Gitmeden once de esime sunu soylerdim. Ben artik karari sana birakiyorum, kendin yaşa, kendin gör, kendin karar ver. Sonucta sen akli basinda bir adamsin. Benim icin senin hatrın cok kıymetli, icimden gelmese de yaninda olmak icin gelecem, kimseye de saygida kusur etmicem. Bakalim ben sesimi cikarmadigim, mudahale etmedigim zaman, sen neyi ne kadar gorebileceksin. ( Sorumlulugu ona yuklemis olursunuz)
Ardindan sunu da soylerdim, ailenin bana yaptiklari seyleri, nihayetinde aslinda benim sahsima yapmadiklarini da biliyorum. Aslinda bu hareketler sana yapiliyor. Cunku insan cocugunu severse, gelinini/ damadini sever. Cocuguna saygi duyarsa, gelinine/ damadina saygi duyar. Sana deger verirlerse, bana da deger verirler. Aslinda yani napiyorlarsa sana yapiyorlar.

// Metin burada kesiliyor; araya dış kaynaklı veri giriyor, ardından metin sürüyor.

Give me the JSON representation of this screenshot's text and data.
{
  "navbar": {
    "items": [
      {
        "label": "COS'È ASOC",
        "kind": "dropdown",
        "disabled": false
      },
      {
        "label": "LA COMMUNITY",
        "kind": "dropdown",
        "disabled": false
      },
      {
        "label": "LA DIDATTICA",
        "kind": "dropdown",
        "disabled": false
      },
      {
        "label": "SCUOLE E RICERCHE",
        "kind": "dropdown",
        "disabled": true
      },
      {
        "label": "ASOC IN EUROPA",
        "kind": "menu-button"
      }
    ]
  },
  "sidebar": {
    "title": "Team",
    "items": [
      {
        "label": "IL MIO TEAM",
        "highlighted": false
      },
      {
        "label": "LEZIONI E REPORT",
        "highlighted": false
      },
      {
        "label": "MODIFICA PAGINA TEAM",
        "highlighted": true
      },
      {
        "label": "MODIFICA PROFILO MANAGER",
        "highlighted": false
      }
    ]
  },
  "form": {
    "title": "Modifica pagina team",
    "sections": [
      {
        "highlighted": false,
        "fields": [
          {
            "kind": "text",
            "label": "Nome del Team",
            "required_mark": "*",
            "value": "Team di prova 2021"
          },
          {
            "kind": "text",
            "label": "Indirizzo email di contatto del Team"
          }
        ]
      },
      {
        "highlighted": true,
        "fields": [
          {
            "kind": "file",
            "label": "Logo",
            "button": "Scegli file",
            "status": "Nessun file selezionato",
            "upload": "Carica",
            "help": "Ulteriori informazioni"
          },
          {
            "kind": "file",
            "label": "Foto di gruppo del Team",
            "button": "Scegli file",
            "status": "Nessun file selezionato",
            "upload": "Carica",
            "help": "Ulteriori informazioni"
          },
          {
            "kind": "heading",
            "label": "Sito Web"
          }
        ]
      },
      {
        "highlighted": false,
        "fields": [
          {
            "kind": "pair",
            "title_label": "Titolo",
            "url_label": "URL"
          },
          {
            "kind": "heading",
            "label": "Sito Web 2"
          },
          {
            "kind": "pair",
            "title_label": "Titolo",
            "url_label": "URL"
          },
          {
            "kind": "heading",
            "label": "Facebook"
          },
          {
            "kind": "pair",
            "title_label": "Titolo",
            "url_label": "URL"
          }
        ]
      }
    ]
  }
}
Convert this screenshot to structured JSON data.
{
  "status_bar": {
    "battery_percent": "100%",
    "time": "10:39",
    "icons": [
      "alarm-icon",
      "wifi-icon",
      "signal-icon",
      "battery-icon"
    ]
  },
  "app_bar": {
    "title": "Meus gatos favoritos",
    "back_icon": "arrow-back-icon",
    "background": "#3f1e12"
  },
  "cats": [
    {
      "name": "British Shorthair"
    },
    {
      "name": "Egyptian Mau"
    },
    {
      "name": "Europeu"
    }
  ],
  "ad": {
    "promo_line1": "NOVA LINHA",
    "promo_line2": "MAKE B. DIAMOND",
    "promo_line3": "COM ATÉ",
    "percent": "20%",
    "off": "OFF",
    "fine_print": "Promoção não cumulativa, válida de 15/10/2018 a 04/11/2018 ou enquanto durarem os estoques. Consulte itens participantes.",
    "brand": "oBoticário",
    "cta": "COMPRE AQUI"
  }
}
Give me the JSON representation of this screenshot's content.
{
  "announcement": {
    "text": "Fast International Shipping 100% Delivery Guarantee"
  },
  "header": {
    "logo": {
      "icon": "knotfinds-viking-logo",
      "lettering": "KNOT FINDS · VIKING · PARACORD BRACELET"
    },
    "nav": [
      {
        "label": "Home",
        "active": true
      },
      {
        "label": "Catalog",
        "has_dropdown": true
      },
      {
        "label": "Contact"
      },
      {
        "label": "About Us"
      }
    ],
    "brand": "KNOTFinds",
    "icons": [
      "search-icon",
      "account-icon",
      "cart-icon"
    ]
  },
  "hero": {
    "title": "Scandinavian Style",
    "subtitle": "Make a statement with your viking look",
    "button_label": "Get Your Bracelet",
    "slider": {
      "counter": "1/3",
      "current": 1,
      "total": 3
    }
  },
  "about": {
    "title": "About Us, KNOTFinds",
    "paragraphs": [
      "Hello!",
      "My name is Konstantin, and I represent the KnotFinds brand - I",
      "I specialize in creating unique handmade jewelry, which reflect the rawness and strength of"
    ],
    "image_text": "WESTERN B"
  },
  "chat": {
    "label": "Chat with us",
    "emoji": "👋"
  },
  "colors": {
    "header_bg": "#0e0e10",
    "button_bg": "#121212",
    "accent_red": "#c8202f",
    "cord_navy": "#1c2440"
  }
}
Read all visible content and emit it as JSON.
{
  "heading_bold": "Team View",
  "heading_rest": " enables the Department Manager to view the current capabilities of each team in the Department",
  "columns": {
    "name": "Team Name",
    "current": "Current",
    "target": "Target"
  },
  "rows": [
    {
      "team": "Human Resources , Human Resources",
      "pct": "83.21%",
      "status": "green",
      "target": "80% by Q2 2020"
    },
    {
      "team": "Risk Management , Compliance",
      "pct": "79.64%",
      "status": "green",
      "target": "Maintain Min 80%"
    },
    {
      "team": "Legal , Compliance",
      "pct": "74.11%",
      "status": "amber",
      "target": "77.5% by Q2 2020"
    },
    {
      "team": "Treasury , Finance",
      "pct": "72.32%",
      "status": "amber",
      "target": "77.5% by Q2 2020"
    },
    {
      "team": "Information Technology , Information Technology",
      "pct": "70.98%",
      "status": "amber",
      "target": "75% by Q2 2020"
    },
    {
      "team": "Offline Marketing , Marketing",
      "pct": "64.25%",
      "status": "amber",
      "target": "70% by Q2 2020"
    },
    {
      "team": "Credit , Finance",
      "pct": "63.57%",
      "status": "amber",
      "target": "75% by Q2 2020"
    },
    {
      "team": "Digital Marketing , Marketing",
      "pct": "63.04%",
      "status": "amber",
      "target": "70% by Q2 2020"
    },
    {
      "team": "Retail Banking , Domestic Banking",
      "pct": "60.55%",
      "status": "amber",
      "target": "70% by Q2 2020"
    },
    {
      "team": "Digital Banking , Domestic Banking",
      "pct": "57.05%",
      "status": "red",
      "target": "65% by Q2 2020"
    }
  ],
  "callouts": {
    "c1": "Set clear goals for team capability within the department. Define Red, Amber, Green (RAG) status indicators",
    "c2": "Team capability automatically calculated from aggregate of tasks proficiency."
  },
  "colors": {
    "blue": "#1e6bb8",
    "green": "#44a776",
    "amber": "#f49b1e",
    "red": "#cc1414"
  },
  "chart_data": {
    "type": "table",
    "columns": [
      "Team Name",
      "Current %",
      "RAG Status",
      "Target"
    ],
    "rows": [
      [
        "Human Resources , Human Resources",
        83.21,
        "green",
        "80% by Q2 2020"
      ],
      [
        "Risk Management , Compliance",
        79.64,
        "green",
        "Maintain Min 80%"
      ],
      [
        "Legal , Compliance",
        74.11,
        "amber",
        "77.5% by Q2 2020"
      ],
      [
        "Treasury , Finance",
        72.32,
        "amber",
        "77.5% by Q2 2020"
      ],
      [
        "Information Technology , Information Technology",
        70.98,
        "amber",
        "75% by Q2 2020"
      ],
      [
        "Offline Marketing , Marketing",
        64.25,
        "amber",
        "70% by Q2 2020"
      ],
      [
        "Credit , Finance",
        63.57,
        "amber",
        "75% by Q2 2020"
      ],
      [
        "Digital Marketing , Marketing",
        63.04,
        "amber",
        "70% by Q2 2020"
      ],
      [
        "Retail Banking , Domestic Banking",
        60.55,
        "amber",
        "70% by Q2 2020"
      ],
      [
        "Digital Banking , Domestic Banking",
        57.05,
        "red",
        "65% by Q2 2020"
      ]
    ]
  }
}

İyilik yap denize at kismi icin de sunu soyleyeyim, evet iyi insan olalim, anlayisli, iyiliksever olalim vs. Amaaa "insan kendi kul hakkina da girebilir" bu cumleyi eşinize ögretin bence. Cok fazla alttan alirsa, kendisine yapilan haksizliklari gormezden gelip sineye cekerse, bir noktada kendi kendinin kul hakkina girecegini de bilmeli. İyilik baska, kendini ezdirmek baska.
Tabii bunlari nasihat eder gibi karsiniza alarak da soylemeyin, o zaman da ben cocuk muyum tribine girer. yavas yavas, boğmadan, bunaltmadan anlatin.